Few, if any of these dynamics will transfer to the new war. There is little indication, yet, that any of the various insurgent groups are amenable to dealing with the U.S. or Hamid Karzai's government; Afghanistan's largely rural landscape makes counterinsurgency a challenge, and even the highest troop deployment requested by McChrystal won't be enough to pursue counterinsurgency across the country. Even attempting to do so may not be wise -- former British and U.S. officials Rory Stewart and Matthew Hoh argue that many insurgents are provoked to violence by the presence of U.S. occupiers but don't present a broader national-security threat. Moreover, the troops military commanders have asked for couldn't be provided for at least a year without violating existing policies for giving soldiers rest at home between deployments, and even that deployment would leave the U.S.without a critical military reserve for any crises that pop up around the globe.

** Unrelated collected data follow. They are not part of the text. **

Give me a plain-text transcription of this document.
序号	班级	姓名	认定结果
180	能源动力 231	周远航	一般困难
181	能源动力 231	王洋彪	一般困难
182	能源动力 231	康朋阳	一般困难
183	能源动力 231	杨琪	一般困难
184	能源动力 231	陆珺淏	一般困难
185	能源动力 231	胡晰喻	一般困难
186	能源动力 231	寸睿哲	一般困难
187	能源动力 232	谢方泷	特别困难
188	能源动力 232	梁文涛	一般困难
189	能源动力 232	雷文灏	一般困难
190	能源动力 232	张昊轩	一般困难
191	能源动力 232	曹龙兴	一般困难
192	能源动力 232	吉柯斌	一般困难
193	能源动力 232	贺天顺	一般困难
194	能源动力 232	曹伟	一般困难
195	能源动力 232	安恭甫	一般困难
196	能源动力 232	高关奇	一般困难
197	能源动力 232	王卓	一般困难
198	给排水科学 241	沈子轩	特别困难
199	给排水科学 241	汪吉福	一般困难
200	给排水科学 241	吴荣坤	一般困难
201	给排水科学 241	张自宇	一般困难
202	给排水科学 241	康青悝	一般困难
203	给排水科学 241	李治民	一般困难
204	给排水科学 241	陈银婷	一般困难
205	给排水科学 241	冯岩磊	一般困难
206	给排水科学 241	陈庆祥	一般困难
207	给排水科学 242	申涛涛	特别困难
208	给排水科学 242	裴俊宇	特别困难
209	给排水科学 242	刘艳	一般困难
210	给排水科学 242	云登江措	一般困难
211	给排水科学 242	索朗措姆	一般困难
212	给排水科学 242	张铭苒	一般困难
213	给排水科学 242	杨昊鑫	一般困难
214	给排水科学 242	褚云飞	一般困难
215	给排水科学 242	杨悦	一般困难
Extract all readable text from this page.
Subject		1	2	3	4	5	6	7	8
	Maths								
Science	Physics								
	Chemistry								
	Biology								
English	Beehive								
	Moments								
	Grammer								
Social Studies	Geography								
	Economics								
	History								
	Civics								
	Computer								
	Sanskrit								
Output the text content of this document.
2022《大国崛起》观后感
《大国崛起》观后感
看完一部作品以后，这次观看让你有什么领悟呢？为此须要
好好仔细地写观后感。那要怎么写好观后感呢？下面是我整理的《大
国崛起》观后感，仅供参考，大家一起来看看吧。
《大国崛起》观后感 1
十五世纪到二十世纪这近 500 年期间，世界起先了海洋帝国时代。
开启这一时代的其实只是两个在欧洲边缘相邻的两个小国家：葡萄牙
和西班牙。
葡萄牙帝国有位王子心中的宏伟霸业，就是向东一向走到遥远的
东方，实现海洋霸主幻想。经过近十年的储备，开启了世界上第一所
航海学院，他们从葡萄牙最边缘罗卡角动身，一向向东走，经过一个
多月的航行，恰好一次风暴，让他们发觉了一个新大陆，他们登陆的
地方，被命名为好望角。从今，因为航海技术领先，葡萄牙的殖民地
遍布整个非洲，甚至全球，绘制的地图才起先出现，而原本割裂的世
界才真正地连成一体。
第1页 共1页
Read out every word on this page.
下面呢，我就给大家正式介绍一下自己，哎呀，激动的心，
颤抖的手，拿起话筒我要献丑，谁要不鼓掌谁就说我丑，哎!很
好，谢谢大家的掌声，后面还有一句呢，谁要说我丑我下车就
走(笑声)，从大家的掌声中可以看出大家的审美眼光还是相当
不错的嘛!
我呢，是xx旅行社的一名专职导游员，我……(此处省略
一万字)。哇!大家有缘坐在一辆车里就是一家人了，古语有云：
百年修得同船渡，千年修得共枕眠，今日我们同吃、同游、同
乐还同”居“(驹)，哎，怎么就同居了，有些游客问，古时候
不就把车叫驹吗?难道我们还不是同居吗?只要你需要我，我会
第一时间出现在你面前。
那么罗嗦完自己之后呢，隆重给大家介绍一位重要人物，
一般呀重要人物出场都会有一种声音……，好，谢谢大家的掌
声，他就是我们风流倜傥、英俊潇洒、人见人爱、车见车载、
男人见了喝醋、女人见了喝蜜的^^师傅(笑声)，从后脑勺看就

But there is one true similarity between Iraq and Afghanistan, which is that the ultimate solution is political and economic, not military. That means considering approaches that don't rely on major troop escalation. The question of whether the Karzai regime can be an effective partner is critical: Without a legitimate partner on the ground, no strategy predicated on keeping the Taliban from coming back to power can work. Withholding additional forces that Karzai needs to prop up his government may be the only way to ensure that the Afghan leader makes real effort to fix his corrupt and ineffectual government, as Ambassador Karl Eikenberry reportedly argued to the president last week. That's one reason why escalation can't be a fait accompli, and troops need to be at the center of the debate.
Similarly, no amount of additional military force will work without commensurate efforts on the civilian and development side, but thus far it's not at all apparent that those efforts are forthcoming. Sending more troops without appropriate civilian resources, or at the expense of those resources, will likely be a futile effort.
There is also the question of Pakistan. Officials there and some U.S. experts worry that more troops will drive Taliban insurgents into Afghanistan's nuclear neighbor, further destabilizing a country that is arguably more important to American interests, especially since al-Qaeda has essentially been defeated in Afghanistan. This possibility should also bear on the decision of whether to send more troops to the conflict.
Domestically, many Democrats in Congress, including House Appropriations Committee Chair David Obey, aren't going to be impressed with any plan that involves them spending a billion dollars per 1,000 troops per year, especially during a recession and a stretched budget. Despite the fact that the Powell doctrine -- that any U.S. war should be broadly supported and use every possible resource to achieve a decisive victory -- has fallen out of vogue in defense circles, policy-makers still need to address the fact that support for this effort is flagging at home. Obama should take that into account, too, as he decides whether more troops are necessary -- in particular, he should be able to explain how they come home as well as why they are going and what they are to do.
The president does have a choice to make about strategy in Afghanistan, and it is vital that he get it right -- and ask whether the assumptions that underpin it are true. Separating strategy from questions of resources and personnel undercuts the debate before it begins. The simple fact that both Americans and Afghans understand is that the war is over when American troops are no longer sent to Afghanistan. Obama has to figure out how, and when, that will happen.